I really admire people who co-write books but can’t imagine doing it. I just don’t know how I’d start. So, bearing that in mind, my choice of author to write with would have to be Nicci Gerrard, who writes with her husband, Sean French, as Nicci French. I love their Frieda Klein novels and would not have guessed that there were two authors. Their writing is seamless – so I think I’d learn a huge amount from Nicci.
– If you should travel to a foreign country to do research, which one would you chose and why?
It would probably be France as it’s a country I love and visit often. I speak reasonable French and that is an asset. I enjoy travel writing so I’ve done research overseas before. I used a visit to Verona as the basis of an event in my second novel, ‘A Prescription for Madness’.
Thank you for interviewing me – I appreciate that.

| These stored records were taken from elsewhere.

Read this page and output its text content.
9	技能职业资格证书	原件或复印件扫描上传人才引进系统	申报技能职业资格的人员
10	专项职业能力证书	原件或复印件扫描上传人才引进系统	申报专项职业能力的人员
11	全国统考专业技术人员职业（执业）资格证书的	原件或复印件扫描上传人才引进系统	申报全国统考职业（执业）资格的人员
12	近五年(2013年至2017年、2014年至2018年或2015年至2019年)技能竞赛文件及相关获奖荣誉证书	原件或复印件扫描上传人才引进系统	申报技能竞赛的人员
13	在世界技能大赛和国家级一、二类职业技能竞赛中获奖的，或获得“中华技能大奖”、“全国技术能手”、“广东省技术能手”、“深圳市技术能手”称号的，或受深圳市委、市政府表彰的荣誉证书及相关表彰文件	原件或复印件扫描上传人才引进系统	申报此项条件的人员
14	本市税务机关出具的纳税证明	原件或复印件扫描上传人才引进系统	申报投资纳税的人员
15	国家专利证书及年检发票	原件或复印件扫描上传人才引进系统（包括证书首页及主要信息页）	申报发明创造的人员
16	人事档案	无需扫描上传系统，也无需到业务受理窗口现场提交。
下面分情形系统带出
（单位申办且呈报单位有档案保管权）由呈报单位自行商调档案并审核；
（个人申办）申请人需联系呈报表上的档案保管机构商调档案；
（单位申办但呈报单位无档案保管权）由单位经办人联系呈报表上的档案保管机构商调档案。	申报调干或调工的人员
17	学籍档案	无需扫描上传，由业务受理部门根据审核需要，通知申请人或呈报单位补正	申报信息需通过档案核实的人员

Thank you, Linda Fawke and Rachel’s Random Resources
About the author
Linda Fawke is an arts person who studied science but always wanted to write. Now retired, she indulges this passion, writing fiction and non-fiction, even occasional poetry, preferably late at night. She has now written two novels, ‘A Taste of his own Medicine’ and its sequel, ‘A Prescription for Madness’ using her background in pharmacy as the setting of both. These are easy books to read, suitable for Book Club discussions. ‘ A Prescription for Madness’ is more serious than the first book, dealing with such issues as pregnancy in later life and Down’s Syndrome.
She has been a winner of the Daily Telegraph ‘Just Back’ travel-writing competition and has published in various magazines including ‘Mslexia’, ‘Litro’ online, ‘Scribble’, ‘The Oldie’, ‘Berkshire Life’ and ‘Living France’. She was a finalist in the ‘Hysteria’ short story competition.